Cette stratégie de fidélisation est d’autant plus cruciale que le suivi de la performance est souvent plus compliqué sur une app que sur le web. Martin Le Guillou précise : “contrairement au web, où des outils comme Core Web Vitals offrent des références claires, il existe peu d’outils aussi avancés pour le monitoring des apps.” Sans oublier les contraintes liées aux mises à jour qui représentent un autre défi majeur. "Sur une app, on ne contrôle pas quand les utilisateurs installent les mises à jour. Cela peut poser des problèmes techniques importants, notamment avec des versions obsolètes encore utilisées par certains clients.” conclue-t-il.
Face à ces défis importants, une analyse approfondie des besoins et des objectifs s’impose donc avant d’investir dans le développement d’une app mobile.
Pour aller plus loin, découvrez notre article la ruée vers l’IA des e-commerçants
🤔 Les questions à se poser avant de lancer une application mobile
Avant de se lancer dans le développement d’une application native, chaque e-commerçant doit se poser des questions clés pour évaluer la réelle valeur ajoutée de cet investissement.
Et ça commence par identifier les utilisateurs cibles : des clients fidèles qui bénéficieraient d’une expérience sur mesure, ou des visiteurs occasionnels pour lesquels l’app aurait peu de valeur ajoutée. Céline Net, consultante Thiga et Product Owner chez Sephora, rappelle qu'“identifier le persona pour lequel on développe une app est primordial, car ce sont les clients les plus fidèles qui l’utiliseront.”

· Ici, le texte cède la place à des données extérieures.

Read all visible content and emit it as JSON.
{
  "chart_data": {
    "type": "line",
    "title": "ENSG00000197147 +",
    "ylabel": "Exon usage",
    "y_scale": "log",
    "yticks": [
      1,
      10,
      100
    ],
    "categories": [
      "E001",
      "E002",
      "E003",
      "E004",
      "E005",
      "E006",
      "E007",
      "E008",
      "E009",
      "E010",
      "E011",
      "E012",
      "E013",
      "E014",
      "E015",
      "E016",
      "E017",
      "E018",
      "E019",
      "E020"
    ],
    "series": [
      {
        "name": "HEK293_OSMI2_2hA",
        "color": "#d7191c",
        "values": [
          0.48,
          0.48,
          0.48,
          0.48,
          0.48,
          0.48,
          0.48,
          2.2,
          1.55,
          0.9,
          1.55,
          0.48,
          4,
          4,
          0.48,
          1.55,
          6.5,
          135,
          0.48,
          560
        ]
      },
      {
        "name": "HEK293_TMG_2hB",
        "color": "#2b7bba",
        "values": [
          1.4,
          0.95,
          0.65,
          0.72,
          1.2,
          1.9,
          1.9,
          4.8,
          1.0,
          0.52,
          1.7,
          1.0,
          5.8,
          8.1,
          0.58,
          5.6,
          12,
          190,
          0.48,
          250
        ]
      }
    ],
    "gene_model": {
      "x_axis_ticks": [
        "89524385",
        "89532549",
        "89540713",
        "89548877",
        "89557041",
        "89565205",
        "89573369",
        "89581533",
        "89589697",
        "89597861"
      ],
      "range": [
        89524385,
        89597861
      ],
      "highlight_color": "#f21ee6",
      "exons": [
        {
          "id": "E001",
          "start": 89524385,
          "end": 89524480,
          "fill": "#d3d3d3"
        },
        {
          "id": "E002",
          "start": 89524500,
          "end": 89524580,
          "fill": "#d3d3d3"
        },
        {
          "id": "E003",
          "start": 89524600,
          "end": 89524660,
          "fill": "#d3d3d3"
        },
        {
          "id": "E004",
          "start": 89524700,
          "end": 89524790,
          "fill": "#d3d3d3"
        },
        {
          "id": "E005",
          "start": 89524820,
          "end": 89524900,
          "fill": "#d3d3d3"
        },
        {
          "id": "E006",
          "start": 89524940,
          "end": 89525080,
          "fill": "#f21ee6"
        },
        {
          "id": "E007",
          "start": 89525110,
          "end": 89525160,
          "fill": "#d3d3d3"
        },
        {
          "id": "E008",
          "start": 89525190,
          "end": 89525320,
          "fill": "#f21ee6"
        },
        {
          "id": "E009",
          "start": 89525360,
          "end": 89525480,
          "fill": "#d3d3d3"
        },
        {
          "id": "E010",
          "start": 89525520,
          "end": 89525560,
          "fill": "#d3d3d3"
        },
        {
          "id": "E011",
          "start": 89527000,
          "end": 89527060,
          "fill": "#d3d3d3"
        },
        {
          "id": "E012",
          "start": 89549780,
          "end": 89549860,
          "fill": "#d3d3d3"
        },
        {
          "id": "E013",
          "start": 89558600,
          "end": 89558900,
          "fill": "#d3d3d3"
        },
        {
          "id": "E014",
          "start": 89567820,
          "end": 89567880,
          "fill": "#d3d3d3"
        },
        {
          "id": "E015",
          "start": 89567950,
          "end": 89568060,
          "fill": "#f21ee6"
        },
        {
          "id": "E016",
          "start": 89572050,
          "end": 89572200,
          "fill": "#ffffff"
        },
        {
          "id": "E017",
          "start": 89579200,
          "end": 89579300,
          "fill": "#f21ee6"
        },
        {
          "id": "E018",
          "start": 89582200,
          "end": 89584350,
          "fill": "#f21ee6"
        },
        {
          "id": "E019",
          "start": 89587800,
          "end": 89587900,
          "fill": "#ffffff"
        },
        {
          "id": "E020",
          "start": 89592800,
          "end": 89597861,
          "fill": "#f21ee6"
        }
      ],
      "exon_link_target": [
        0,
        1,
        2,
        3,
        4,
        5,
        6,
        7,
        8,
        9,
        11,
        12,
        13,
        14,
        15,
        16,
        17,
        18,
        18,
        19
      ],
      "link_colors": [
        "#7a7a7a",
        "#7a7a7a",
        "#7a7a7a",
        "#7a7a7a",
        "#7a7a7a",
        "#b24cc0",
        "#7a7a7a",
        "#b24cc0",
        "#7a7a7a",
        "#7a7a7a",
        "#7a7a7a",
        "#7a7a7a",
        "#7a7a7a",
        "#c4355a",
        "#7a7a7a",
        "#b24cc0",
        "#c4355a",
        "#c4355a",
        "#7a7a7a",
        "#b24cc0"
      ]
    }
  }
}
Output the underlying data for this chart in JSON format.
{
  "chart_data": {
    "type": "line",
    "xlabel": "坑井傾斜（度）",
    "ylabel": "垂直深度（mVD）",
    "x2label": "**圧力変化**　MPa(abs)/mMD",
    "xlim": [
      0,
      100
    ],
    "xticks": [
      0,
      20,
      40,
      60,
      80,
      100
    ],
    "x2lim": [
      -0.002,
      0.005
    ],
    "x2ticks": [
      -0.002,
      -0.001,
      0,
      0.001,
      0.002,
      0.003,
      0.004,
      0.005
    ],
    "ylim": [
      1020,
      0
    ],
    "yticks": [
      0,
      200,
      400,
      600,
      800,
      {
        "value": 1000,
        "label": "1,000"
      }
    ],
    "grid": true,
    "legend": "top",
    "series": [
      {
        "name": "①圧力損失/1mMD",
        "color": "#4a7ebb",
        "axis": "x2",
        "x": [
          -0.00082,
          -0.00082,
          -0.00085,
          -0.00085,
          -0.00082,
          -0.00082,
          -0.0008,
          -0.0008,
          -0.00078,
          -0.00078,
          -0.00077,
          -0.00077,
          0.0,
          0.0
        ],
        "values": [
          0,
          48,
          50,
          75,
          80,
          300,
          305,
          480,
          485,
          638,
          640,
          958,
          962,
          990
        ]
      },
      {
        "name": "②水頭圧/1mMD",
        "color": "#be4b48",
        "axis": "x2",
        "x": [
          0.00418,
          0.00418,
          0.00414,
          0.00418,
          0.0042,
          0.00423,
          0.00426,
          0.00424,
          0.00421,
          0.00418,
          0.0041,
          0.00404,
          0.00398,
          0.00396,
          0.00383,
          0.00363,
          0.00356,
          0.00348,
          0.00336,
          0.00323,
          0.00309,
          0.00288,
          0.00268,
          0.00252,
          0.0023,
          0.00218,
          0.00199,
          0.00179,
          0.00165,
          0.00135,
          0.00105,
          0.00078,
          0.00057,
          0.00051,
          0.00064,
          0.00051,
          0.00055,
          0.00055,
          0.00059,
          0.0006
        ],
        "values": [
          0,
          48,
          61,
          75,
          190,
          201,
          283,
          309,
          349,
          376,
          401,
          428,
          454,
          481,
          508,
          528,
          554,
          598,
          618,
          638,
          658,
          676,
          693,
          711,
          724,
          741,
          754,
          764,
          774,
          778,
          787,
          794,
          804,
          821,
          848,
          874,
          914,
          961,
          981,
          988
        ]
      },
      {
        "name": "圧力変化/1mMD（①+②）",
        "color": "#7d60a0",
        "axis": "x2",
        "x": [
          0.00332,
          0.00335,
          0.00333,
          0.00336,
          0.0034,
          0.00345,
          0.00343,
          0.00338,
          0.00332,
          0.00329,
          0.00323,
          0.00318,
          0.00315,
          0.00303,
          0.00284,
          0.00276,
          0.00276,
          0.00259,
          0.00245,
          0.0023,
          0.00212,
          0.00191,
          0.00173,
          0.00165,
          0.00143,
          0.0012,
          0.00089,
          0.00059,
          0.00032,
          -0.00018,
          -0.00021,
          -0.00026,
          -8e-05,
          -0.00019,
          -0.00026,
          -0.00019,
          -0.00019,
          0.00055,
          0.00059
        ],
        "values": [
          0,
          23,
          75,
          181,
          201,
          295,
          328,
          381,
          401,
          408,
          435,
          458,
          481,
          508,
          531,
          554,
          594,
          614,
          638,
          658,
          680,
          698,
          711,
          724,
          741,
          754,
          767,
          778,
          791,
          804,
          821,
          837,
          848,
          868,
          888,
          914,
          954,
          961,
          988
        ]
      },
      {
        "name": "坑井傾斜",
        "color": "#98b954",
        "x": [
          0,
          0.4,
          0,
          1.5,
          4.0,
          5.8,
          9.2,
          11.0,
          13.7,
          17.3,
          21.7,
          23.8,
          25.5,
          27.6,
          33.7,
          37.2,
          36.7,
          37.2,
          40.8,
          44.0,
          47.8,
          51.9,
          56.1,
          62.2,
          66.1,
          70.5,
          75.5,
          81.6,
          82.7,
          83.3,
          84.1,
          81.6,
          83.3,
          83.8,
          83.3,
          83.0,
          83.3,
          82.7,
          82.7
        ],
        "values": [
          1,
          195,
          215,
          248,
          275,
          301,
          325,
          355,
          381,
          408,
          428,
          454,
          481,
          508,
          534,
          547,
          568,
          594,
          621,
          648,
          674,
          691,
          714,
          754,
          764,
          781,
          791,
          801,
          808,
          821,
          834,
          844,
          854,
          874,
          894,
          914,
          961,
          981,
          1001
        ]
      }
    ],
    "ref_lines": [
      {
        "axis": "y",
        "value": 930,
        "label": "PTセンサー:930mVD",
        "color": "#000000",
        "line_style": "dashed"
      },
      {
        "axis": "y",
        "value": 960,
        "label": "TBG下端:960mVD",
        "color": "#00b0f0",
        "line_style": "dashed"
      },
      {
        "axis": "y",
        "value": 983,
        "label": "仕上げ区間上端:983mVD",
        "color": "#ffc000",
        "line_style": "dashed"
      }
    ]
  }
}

La fréquence d’usage attendue est clé : une app est adaptée aux achats fréquents, comme sur les marketplaces, mais pour des produits de faible récurrence, comme le luxe ou les articles saisonniers, un site mobile optimisé peut suffire. “Nos clients chez La Fourche font des commandes tous les mois, donc une app fait sens, précise Martin Le Guillou. Mais nous avons tous des apps qu'on a téléchargées une fois dans notre téléphone et qui ne nous servent à rien parce qu'il y a zéro motif de récurrence.”
Même pour des achats fréquents, une app native n’est pas toujours optimale. AliExpress a amélioré ses conversions sur iOS (+82 %) en remplaçant son app native par une Progressive Web App (PWA), offrant des performances supérieures, notamment en zones de faible connectivité. George.com a également adopté cette approche, avec une hausse de 31 % de son taux de conversion mobile..
Vous l’aurez compris, lancer une application mobile ne doit pas être une décision impulsive. "Une app, c’est beaucoup de travail pour rien si elle ne répond pas à un besoin clair", insiste Martin Le Guillou. L'expérience mobile doit être engageante et dépasser le cadre de l'application, notamment face aux usages en constante évolution. L'émergence de la génération Alpha et le questionnement de Céline Net, Product Owner chez Sephora - "l'application mobile restera-t-elle le canal d'achat privilégié ?" - renforcent ce constat. Alors que certaines marques adoptent des stratégies "app first", l'e-commerçant avisé privilégiera une expérience mobile cohérente et durable, adaptée à chaque audience, quel que soit son canal de prédilection.